Selain berupaya untuk melakukan sosialisasi dan edukasi melalui media daring, Safari TOSS juga merupakan langkah untuk dapat memanfaatkan sampah yang telah diolah menjadi bahan baku padat (RDF).
Ini untuk mendukung program co-firing pada Pembangkit Listrik Tenaga Uap sesuai dengan peraturan direksi PT PLN (Persero) Nomor 001.P/DIR/2020 tentang Pedoman Pelaksanaan Co-firing Pembangkit Listrik Tenaga Uap Berbahan Bakar Batu Bara dengan Bahan Bakar Biomassa. Serta target 100% rasio elektrifikasi serta capaian target 23% Energi Baru Terbarukan pada 2025 yang dicanangkan oleh kementerian ESDM.

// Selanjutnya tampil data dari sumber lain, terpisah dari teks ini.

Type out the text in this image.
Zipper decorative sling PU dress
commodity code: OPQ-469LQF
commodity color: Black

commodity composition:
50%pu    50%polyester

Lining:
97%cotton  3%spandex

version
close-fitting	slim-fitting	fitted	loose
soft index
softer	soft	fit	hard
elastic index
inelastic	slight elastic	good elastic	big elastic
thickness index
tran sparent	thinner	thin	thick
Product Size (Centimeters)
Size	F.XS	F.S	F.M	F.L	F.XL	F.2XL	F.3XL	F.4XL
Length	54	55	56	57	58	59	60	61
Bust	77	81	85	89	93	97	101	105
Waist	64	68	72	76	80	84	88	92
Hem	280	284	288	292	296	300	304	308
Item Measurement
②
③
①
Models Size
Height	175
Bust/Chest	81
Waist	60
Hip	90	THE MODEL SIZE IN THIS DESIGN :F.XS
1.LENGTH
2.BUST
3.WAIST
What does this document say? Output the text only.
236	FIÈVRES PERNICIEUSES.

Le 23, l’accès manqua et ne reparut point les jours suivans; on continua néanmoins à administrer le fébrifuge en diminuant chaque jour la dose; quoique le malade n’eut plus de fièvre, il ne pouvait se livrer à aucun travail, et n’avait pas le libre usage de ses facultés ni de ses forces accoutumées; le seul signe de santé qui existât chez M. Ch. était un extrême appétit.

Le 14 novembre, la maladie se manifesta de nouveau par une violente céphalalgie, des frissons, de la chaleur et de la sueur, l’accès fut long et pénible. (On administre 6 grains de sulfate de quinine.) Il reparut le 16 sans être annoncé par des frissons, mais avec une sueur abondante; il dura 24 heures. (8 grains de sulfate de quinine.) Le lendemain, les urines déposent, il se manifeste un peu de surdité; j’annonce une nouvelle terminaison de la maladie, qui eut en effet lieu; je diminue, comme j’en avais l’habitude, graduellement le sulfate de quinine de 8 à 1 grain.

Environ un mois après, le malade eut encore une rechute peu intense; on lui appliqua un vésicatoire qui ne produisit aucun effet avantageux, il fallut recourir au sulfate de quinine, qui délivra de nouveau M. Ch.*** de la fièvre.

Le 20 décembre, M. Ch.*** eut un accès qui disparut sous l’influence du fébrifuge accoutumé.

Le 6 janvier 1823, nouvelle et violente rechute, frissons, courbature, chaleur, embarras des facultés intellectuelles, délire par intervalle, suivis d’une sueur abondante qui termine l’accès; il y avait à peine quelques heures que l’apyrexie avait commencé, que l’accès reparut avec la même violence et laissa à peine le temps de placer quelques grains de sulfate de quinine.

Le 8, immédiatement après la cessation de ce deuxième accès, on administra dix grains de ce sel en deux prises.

Direktur PT Indofood Sukses Makmur Tbk Franciscus Welirang mengapresiasi program ini. “Pengelolaan sampah menjadi sumber bahan baku energi ini memiliki nilai yang secara langsung juga mendorong terbangunnya ekonomi sirkular," ungkapnya.
Menurut dia, kepedulian berbagai pihak dalam mendukung pengembangan dan penerapan TOSS dengan Metode Peyeumisasinya ini sejalan dengan semangat ESR (Extended Shareholder Responsibility). Sehingga diharapkan akan mampu memberikan dampak positif yang lebih besar dalam upaya mengurangi sampah yang belakangan ini kian menjadi perhatian pemerintah dan masyarakat secara luas.